Ask Dr D; ‘Retrenchment has left my husband in a slump’

Q: My husband was retrenched recently and he’s taken it badly. He looked for a new job for a couple of weeks but then threw his hands in the air and said ‘I’m a pale, 40-something male, I’m never going to find another job’. He now spends most of his time watching TV in his pyjamas and it’s a struggle to get him to help me around the house. Meanwhile, I’ve found a job working as a receptionist at our GP’s rooms and I’m enjoying working again. As the festive season approaches I’m trying to ensure we have a good Christmas although I’ve warned my kids that they will be getting smaller presents this year. My husband seems determined to have a miserable time and I think he’s depressed. What can I do to get him out of this slump? His low mood is affecting the whole family.
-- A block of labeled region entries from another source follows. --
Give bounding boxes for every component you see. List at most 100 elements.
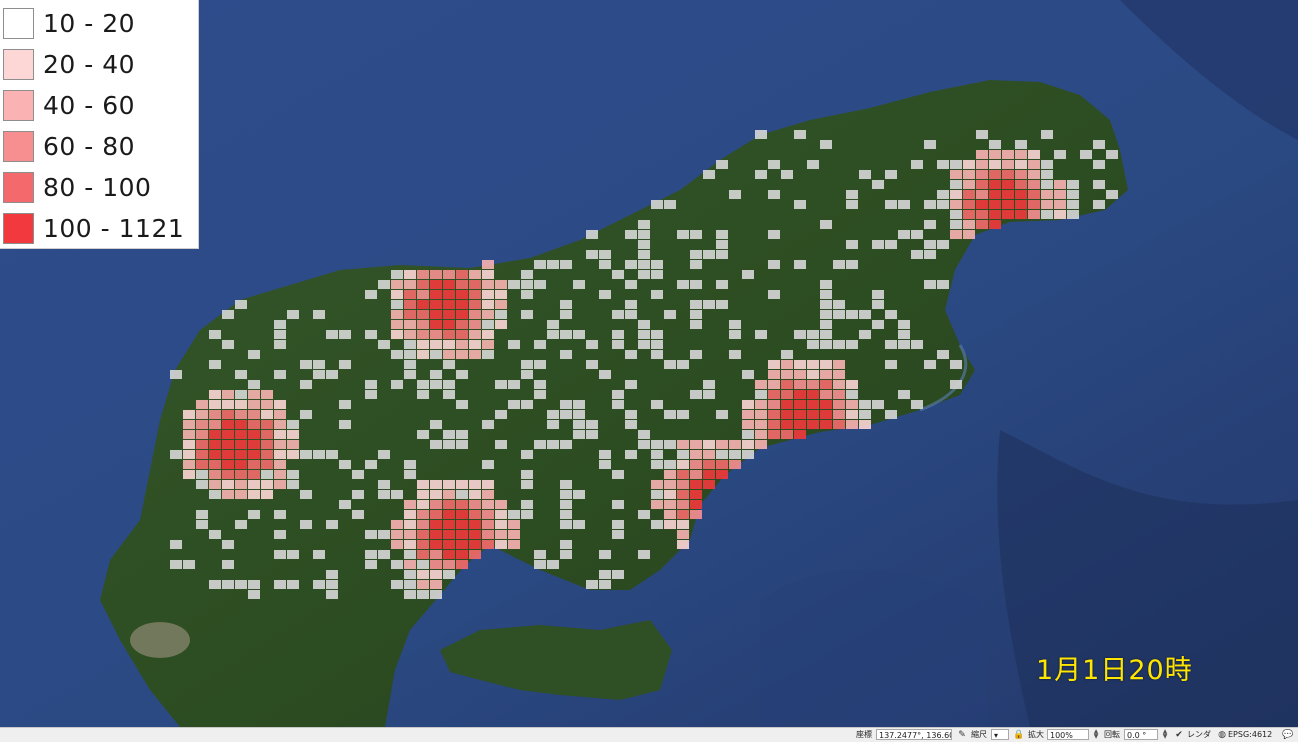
grid-cell bbox=[612, 310, 624, 319]
grid-cell bbox=[677, 520, 689, 529]
render-checkbox-icon[interactable]: ✔ bbox=[1173, 729, 1185, 741]
grid-cell bbox=[885, 240, 897, 249]
grid-cell bbox=[404, 360, 416, 369]
grid-cell bbox=[404, 540, 416, 549]
grid-cell bbox=[456, 400, 468, 409]
grid-cell bbox=[781, 170, 793, 179]
grid-cell bbox=[1067, 210, 1079, 219]
grid-cell bbox=[781, 370, 793, 379]
grid-cell bbox=[261, 440, 273, 449]
grid-cell bbox=[248, 410, 260, 419]
grid-cell bbox=[404, 270, 416, 279]
grid-cell bbox=[703, 480, 715, 489]
grid-cell bbox=[443, 380, 455, 389]
grid-cell bbox=[716, 250, 728, 259]
grid-cell bbox=[339, 500, 351, 509]
grid-cell bbox=[456, 300, 468, 309]
grid-cell bbox=[261, 490, 273, 499]
grid-cell bbox=[235, 430, 247, 439]
grid-cell bbox=[534, 260, 546, 269]
grid-cell bbox=[638, 220, 650, 229]
grid-cell bbox=[1041, 200, 1053, 209]
grid-cell bbox=[404, 520, 416, 529]
grid-cell bbox=[872, 400, 884, 409]
coordinate-field[interactable]: 137.2477°, 136.6026° bbox=[876, 729, 952, 740]
legend-label: 40 - 60 bbox=[43, 90, 136, 120]
grid-cell bbox=[859, 310, 871, 319]
grid-cell bbox=[326, 330, 338, 339]
grid-cell bbox=[690, 390, 702, 399]
scale-dropdown[interactable]: ▾ bbox=[991, 729, 1009, 740]
grid-cell bbox=[1002, 190, 1014, 199]
grid-cell bbox=[742, 450, 754, 459]
messages-icon[interactable]: 💬 bbox=[1282, 729, 1294, 741]
grid-cell bbox=[859, 170, 871, 179]
grid-cell bbox=[534, 550, 546, 559]
crs-button[interactable]: EPSG:4612 bbox=[1228, 729, 1272, 741]
grid-cell bbox=[742, 410, 754, 419]
lock-icon[interactable]: 🔒 bbox=[1013, 729, 1025, 741]
grid-cell bbox=[482, 280, 494, 289]
grid-cell bbox=[820, 420, 832, 429]
grid-cell bbox=[612, 500, 624, 509]
grid-cell bbox=[417, 380, 429, 389]
grid-cell bbox=[417, 430, 429, 439]
grid-cell bbox=[196, 410, 208, 419]
grid-cell bbox=[170, 370, 182, 379]
grid-cell bbox=[300, 520, 312, 529]
grid-cell bbox=[768, 430, 780, 439]
grid-cell bbox=[846, 240, 858, 249]
grid-cell bbox=[794, 370, 806, 379]
grid-cell bbox=[651, 480, 663, 489]
grid-cell bbox=[690, 230, 702, 239]
grid-cell bbox=[469, 480, 481, 489]
grid-cell bbox=[950, 160, 962, 169]
grid-cell bbox=[872, 180, 884, 189]
grid-cell bbox=[469, 270, 481, 279]
grid-cell bbox=[404, 300, 416, 309]
grid-cell bbox=[599, 580, 611, 589]
grid-cell bbox=[612, 470, 624, 479]
grid-cell bbox=[495, 410, 507, 419]
coordinate-toggle-icon[interactable]: ✎ bbox=[956, 729, 968, 741]
grid-cell bbox=[521, 470, 533, 479]
legend-swatch bbox=[3, 212, 34, 244]
grid-cell bbox=[1080, 150, 1092, 159]
rotation-field[interactable]: 0.0 ° bbox=[1124, 729, 1158, 740]
grid-cell bbox=[729, 450, 741, 459]
grid-cell bbox=[872, 240, 884, 249]
magnifier-spinner-icon[interactable]: ▲ ▼ bbox=[1092, 729, 1100, 740]
grid-cell bbox=[326, 570, 338, 579]
legend-swatch bbox=[3, 130, 34, 162]
grid-cell bbox=[443, 480, 455, 489]
grid-cell bbox=[625, 230, 637, 239]
grid-cell bbox=[1015, 140, 1027, 149]
magnifier-field[interactable]: 100% bbox=[1047, 729, 1089, 740]
grid-cell bbox=[339, 400, 351, 409]
grid-cell bbox=[1015, 200, 1027, 209]
grid-cell bbox=[417, 480, 429, 489]
rotation-spinner-icon[interactable]: ▲ ▼ bbox=[1161, 729, 1169, 740]
grid-cell bbox=[963, 200, 975, 209]
grid-cell bbox=[716, 410, 728, 419]
grid-cell bbox=[677, 450, 689, 459]
grid-cell bbox=[274, 580, 286, 589]
grid-cell bbox=[469, 530, 481, 539]
globe-icon[interactable]: ◍ bbox=[1216, 729, 1228, 741]
grid-cell bbox=[560, 310, 572, 319]
grid-cell bbox=[235, 520, 247, 529]
grid-cell bbox=[248, 350, 260, 359]
grid-cell bbox=[716, 450, 728, 459]
grid-cell bbox=[599, 460, 611, 469]
grid-cell bbox=[924, 360, 936, 369]
grid-cell bbox=[287, 440, 299, 449]
grid-cell bbox=[326, 450, 338, 459]
grid-cell bbox=[690, 480, 702, 489]
grid-cell bbox=[248, 420, 260, 429]
grid-cell bbox=[651, 520, 663, 529]
grid-cell bbox=[378, 530, 390, 539]
grid-cell bbox=[196, 510, 208, 519]
grid-cell bbox=[417, 290, 429, 299]
legend-item: 20 - 40 bbox=[3, 48, 135, 80]
grid-cell bbox=[430, 330, 442, 339]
A: A man’s self-esteem – in fact, make that his identity – is intrinsically connected to ‘production’. Worth is about competence and ‘bringing home the bacon’. Real men have good jobs and provide for their families. This is genetically preprogrammed from as far back as the caveman and, although roles today are more egalitarian, that basic belief remains entrenched. Because of this, in these tough economic times, there has been a huge escalation of depression in men, who feel vulnerable, inadequate and alone. Your husband is depressed. The characteristics are his low mood, his lack of motivation and a sense of hopelessness and helplessness. It is a reactive depression because the circumstances are clear but it’s the extent and duration that are worrying. One would think that he might be relieved to know that at least one of you is working and enjoying their job. But this is not the case because in his mind it shows him up as more of a ‘loser’ and serves to emasculate him.

Obviously this does not mean that you should give up your job and commiserate with him. Being less than the best you can be never helps anyone become more than they are. It is a tough world out there and it is more challenging than ever being ‘pale and male and 40-something’ but this does not mean it’s impossible. Let your husband know that you understand the obstacles and the challenges that he faces, but that he has held down a good job will do so again, as long as he doesn’t give up. ‘As you think, so shall you be’ is a truism that affects everything.

However, you do need to understand that your husband will probably not hear a word of this in his depressed state. Your priority is treatment for his depression. If he refuses to go for help, reassure him that the person he always was is still there, just buried temporarily, and you need and want him back. Let him know that you miss and love him irrespective of whether he has a job or not. Having said that, it is important that he is not fussy about what type of job he accepts at this stage; simply working will do wonders for his self-esteem. Choices can come later.

The festive season has the potential to intensify feelings of depression because we are inundated with images of families having plenty of fun and enjoying themselves. Tell your husband that, for your family, Christmas is about people and being together, not expensive presents. Believe it or not, his future with this condition is optimistic.